Plaintiffs' final argument is that even if section 541.07(1) applies, a rule similar to that set out in DeCosse v. Arm- *1077 strong Cork should be used to toll the statute of limitations in HIV-AIDS cases. The court acknowledges that Patty Kaiser may have had no reason to suspect she had contracted the HIV within two years of her transfusion. The court is also mindful of the severity of Patty Kaiser's injuries and the worry and suffering she may endure in the future through no fault of her own. It is only normal to desire to help and give some recompense to the Kaisers in an attempt to ease their suffering. Nonetheless, the general rule in Minnesota is that the statute of limitations begins to run for a malpractice claim when treatment is terminated. Johnson v. Winthrop Laboratories, 291 Minn. 145, 190 N.W.2d 77 (1971). This court cannot graft an exception onto this longstanding rule when Minnesota courts have not done so. The court must, therefore, use the general Minnesota termination of treatment rule for statute of limitation purposes. The treatment rendered Ms. Kaiser terminated in November of 1984. Accordingly, plaintiffs' action commenced in September of 1988 is time barred according to Minn.Stat. § 541.07(1).

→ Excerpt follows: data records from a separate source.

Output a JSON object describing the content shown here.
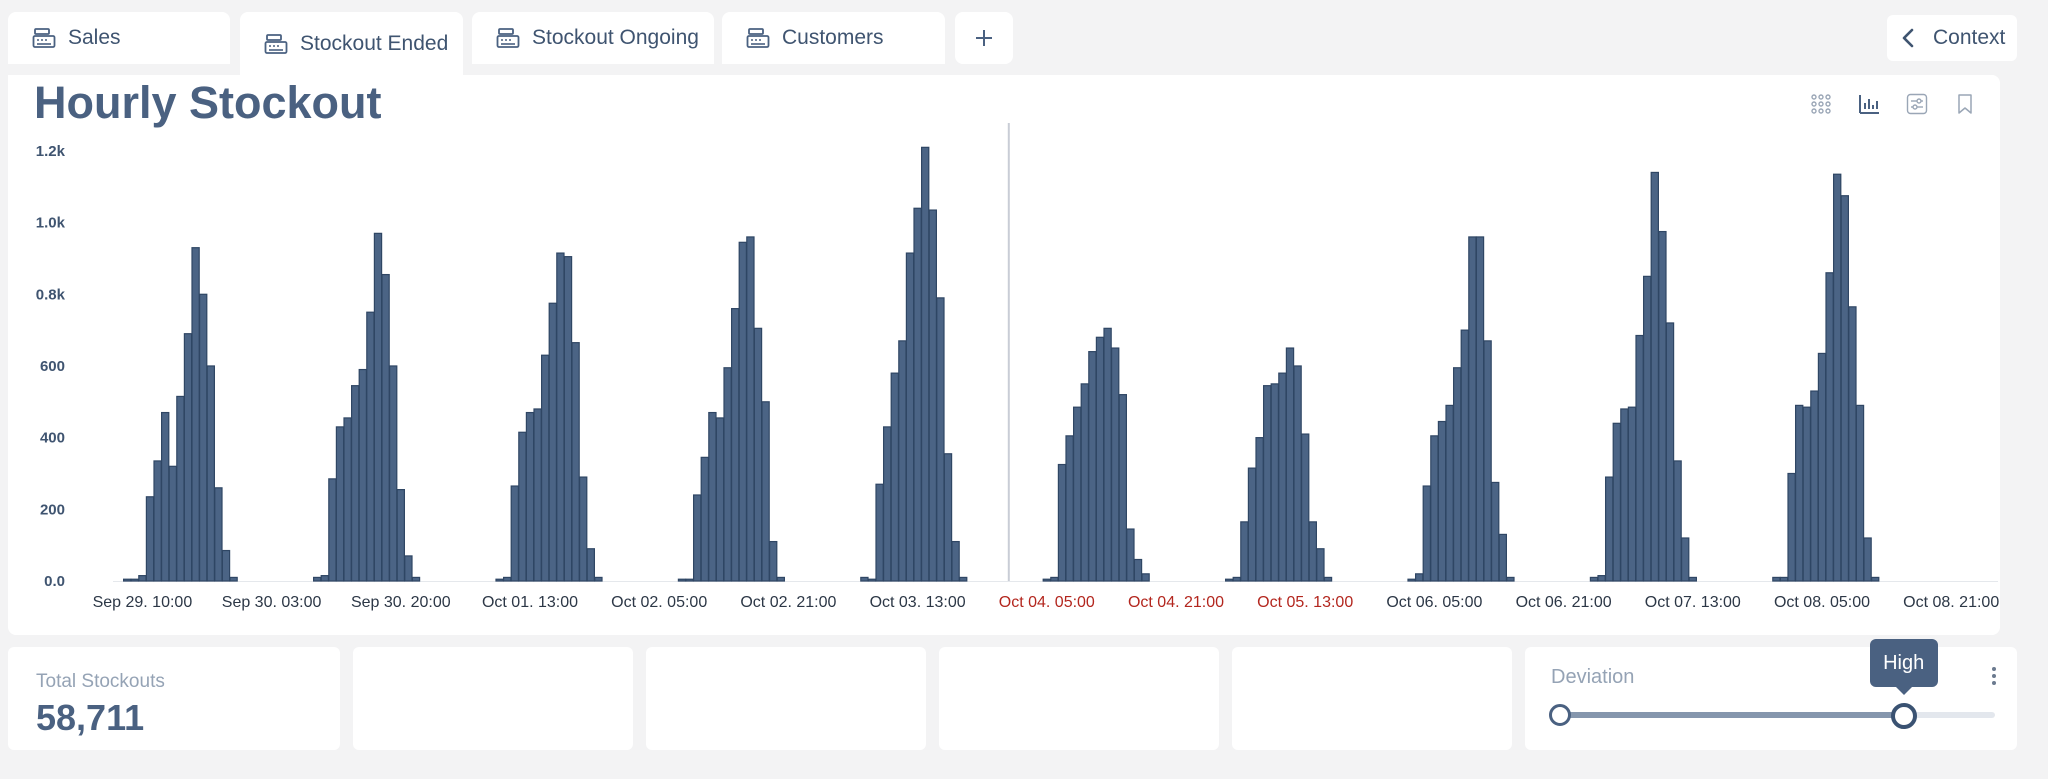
{
  "tabs": [
    {
      "label": "Sales",
      "icon": "cash-register-icon",
      "active": false
    },
    {
      "label": "Stockout Ended",
      "icon": "cash-register-icon",
      "active": true
    },
    {
      "label": "Stockout Ongoing",
      "icon": "cash-register-icon",
      "active": false
    },
    {
      "label": "Customers",
      "icon": "cash-register-icon",
      "active": false
    }
  ],
  "add_tab_icon": "plus-icon",
  "context_button": {
    "label": "Context",
    "icon": "chevron-left-icon"
  },
  "panel": {
    "title": "Hourly Stockout",
    "tools": [
      "grid-icon",
      "bar-chart-icon",
      "filter-settings-icon",
      "bookmark-icon"
    ]
  },
  "chart_data": {
    "type": "bar",
    "title": "Hourly Stockout",
    "xlabel": "",
    "ylabel": "",
    "ylim": [
      0,
      1250
    ],
    "y_ticks": [
      "0.0",
      "200",
      "400",
      "600",
      "0.8k",
      "1.0k",
      "1.2k"
    ],
    "y_tick_values": [
      0,
      200,
      400,
      600,
      800,
      1000,
      1200
    ],
    "x_ticks": [
      {
        "label": "Sep 29. 10:00",
        "index": 3,
        "highlight": false
      },
      {
        "label": "Sep 30. 03:00",
        "index": 20,
        "highlight": false
      },
      {
        "label": "Sep 30. 20:00",
        "index": 37,
        "highlight": false
      },
      {
        "label": "Oct 01. 13:00",
        "index": 54,
        "highlight": false
      },
      {
        "label": "Oct 02. 05:00",
        "index": 71,
        "highlight": false
      },
      {
        "label": "Oct 02. 21:00",
        "index": 88,
        "highlight": false
      },
      {
        "label": "Oct 03. 13:00",
        "index": 105,
        "highlight": false
      },
      {
        "label": "Oct 04. 05:00",
        "index": 122,
        "highlight": true
      },
      {
        "label": "Oct 04. 21:00",
        "index": 139,
        "highlight": true
      },
      {
        "label": "Oct 05. 13:00",
        "index": 156,
        "highlight": true
      },
      {
        "label": "Oct 06. 05:00",
        "index": 173,
        "highlight": false
      },
      {
        "label": "Oct 06. 21:00",
        "index": 190,
        "highlight": false
      },
      {
        "label": "Oct 07. 13:00",
        "index": 207,
        "highlight": false
      },
      {
        "label": "Oct 08. 05:00",
        "index": 224,
        "highlight": false
      },
      {
        "label": "Oct 08. 21:00",
        "index": 241,
        "highlight": false
      }
    ],
    "marker_index": 117,
    "values": [
      0,
      5,
      5,
      15,
      235,
      335,
      470,
      320,
      515,
      690,
      930,
      800,
      600,
      260,
      85,
      10,
      0,
      0,
      0,
      0,
      0,
      0,
      0,
      0,
      0,
      0,
      10,
      15,
      285,
      430,
      455,
      545,
      590,
      750,
      970,
      855,
      600,
      255,
      70,
      10,
      0,
      0,
      0,
      0,
      0,
      0,
      0,
      0,
      0,
      0,
      5,
      10,
      265,
      415,
      470,
      480,
      630,
      775,
      915,
      905,
      665,
      290,
      90,
      10,
      0,
      0,
      0,
      0,
      0,
      0,
      0,
      0,
      0,
      0,
      5,
      5,
      240,
      345,
      470,
      455,
      595,
      760,
      945,
      960,
      705,
      500,
      110,
      10,
      0,
      0,
      0,
      0,
      0,
      0,
      0,
      0,
      0,
      0,
      10,
      5,
      270,
      430,
      580,
      670,
      915,
      1040,
      1210,
      1035,
      790,
      355,
      110,
      10,
      0,
      0,
      0,
      0,
      0,
      0,
      0,
      0,
      0,
      0,
      5,
      10,
      325,
      405,
      485,
      550,
      640,
      680,
      705,
      650,
      520,
      145,
      60,
      20,
      0,
      0,
      0,
      0,
      0,
      0,
      0,
      0,
      0,
      0,
      5,
      10,
      165,
      315,
      400,
      545,
      550,
      580,
      650,
      600,
      410,
      165,
      90,
      10,
      0,
      0,
      0,
      0,
      0,
      0,
      0,
      0,
      0,
      0,
      5,
      20,
      265,
      405,
      445,
      490,
      595,
      700,
      960,
      960,
      670,
      275,
      130,
      10,
      0,
      0,
      0,
      0,
      0,
      0,
      0,
      0,
      0,
      0,
      10,
      15,
      290,
      440,
      480,
      485,
      685,
      850,
      1140,
      975,
      720,
      335,
      120,
      10,
      0,
      0,
      0,
      0,
      0,
      0,
      0,
      0,
      0,
      0,
      10,
      10,
      300,
      490,
      485,
      530,
      635,
      860,
      1135,
      1075,
      765,
      490,
      120,
      10,
      0,
      0
    ]
  },
  "kpis": [
    {
      "label": "Total Stockouts",
      "value": "58,711"
    },
    {
      "label": "",
      "value": ""
    },
    {
      "label": "",
      "value": ""
    },
    {
      "label": "",
      "value": ""
    },
    {
      "label": "",
      "value": ""
    }
  ],
  "deviation": {
    "label": "Deviation",
    "tooltip": "High",
    "level_fraction": 0.79,
    "menu_icon": "kebab-menu-icon"
  },
  "colors": {
    "bar_fill": "#4b6485",
    "bar_stroke": "#2f4664",
    "highlight_tick": "#b3261e",
    "title": "#4a6181"
  }
}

Given the court's decision on the statute of limitation question, it is unnecessary to discuss Memorial's summary judgment motion regarding the negligence claim.

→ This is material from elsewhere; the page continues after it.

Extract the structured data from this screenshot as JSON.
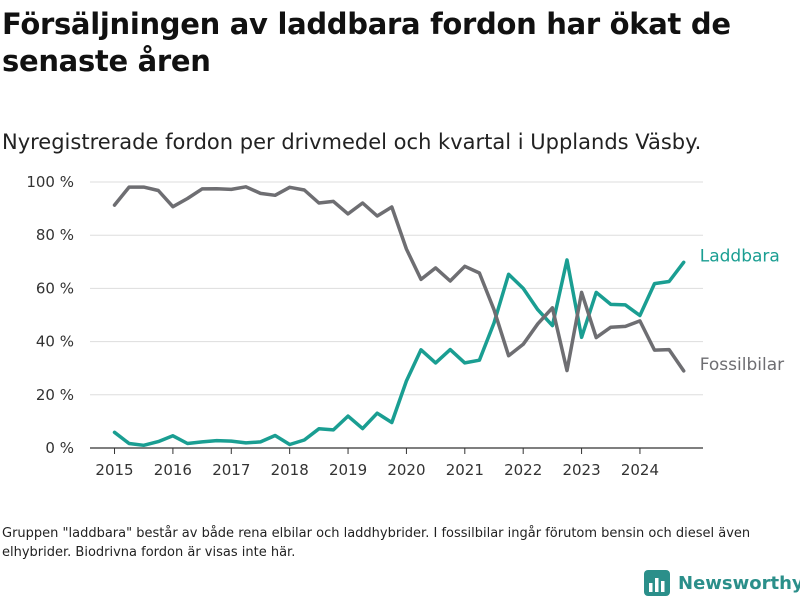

Based on the foregoing, the oral arguments of counsel, and the entire file as presently constituted,

IT IS HEREBY ORDERED That:

1. Defendant American National Red Cross's motion for summary judgment is GRANTED;

2. Defendant Memorial Blood Center of Minneapolis's motion for summary judgment on the issue of the statute of limitations is GRANTED;

3. The Clerk of Court is directed to enter judgment as follows:

 
IT IS HEREBY ORDERED, ADJUDGED, AND DECREED That plaintiffs' complaint against the American National Red Cross and Memorial Blood Center of Minneapolis is dismissed in its entirety and with prejudice and that plaintiffs Patty C. and James Kaiser have and recover nothing by their action.
NOTES

[1] Chapters 147 and 148 referred to are the licensing provisions for physicians, surgeons, osteopaths, chiropractors, registered nurses, midwives, optometrists, physical therapists, and psychologists.

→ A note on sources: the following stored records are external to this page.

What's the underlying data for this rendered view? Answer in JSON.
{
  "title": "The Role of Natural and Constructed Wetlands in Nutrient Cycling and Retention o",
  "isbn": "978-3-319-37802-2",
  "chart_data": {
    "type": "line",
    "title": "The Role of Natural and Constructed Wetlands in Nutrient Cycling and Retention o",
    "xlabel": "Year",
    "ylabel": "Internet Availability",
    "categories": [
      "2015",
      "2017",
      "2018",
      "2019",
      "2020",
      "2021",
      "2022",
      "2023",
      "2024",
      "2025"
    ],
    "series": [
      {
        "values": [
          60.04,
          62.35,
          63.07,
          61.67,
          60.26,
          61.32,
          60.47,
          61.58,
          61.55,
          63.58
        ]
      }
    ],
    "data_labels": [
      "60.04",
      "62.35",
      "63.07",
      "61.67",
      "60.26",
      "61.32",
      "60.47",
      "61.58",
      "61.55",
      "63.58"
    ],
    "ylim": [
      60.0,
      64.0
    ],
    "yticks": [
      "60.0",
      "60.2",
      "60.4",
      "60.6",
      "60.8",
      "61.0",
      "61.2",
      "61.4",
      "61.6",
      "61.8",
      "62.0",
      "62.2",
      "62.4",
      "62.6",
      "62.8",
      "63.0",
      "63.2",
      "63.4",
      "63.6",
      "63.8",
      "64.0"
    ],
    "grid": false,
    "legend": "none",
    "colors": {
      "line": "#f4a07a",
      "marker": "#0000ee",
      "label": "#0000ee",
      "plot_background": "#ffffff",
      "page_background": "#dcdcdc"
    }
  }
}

[2] Section 541.07(1) specifically refers to "health care professionals" as defined in section 145.61. What is troublesome about this referral is that the entire term "health care professional" is not defined in section 145.61. "Professional" is defined in subdivision 2, and refers to individuals. "Health care" is defined in subdivision 4, and refers to a service or an act. It is impossible to just combine these two definitions to define a "health care professional." However, when reading sections 541.07(1) and 145.61 together, one can come up with a sense of what was intended. Section 541.07(1) first refers to "physicians, surgeons, dentists, other health care professionals ... and veterinarians." Physicians, surgeons, dentists, and veterinarians are all individuals. After "veterinarian" are listed hospitals and sanitariums, which are institutions. From its placement alone therefore, it would appear that "other health care professionals" also refers to individuals, in this case the individuals referred to in section 145.61(2).

[3] This last contention is belied by the fact that plaintiffs premise their entire allegations on the fact that blood banks have a duty to the possible recipients of the blood or blood products. The allegation of duty points to the fact that blood banks do have a relationship with the recipients of their products, even without direct contact between the blood bank and the eventual recipient.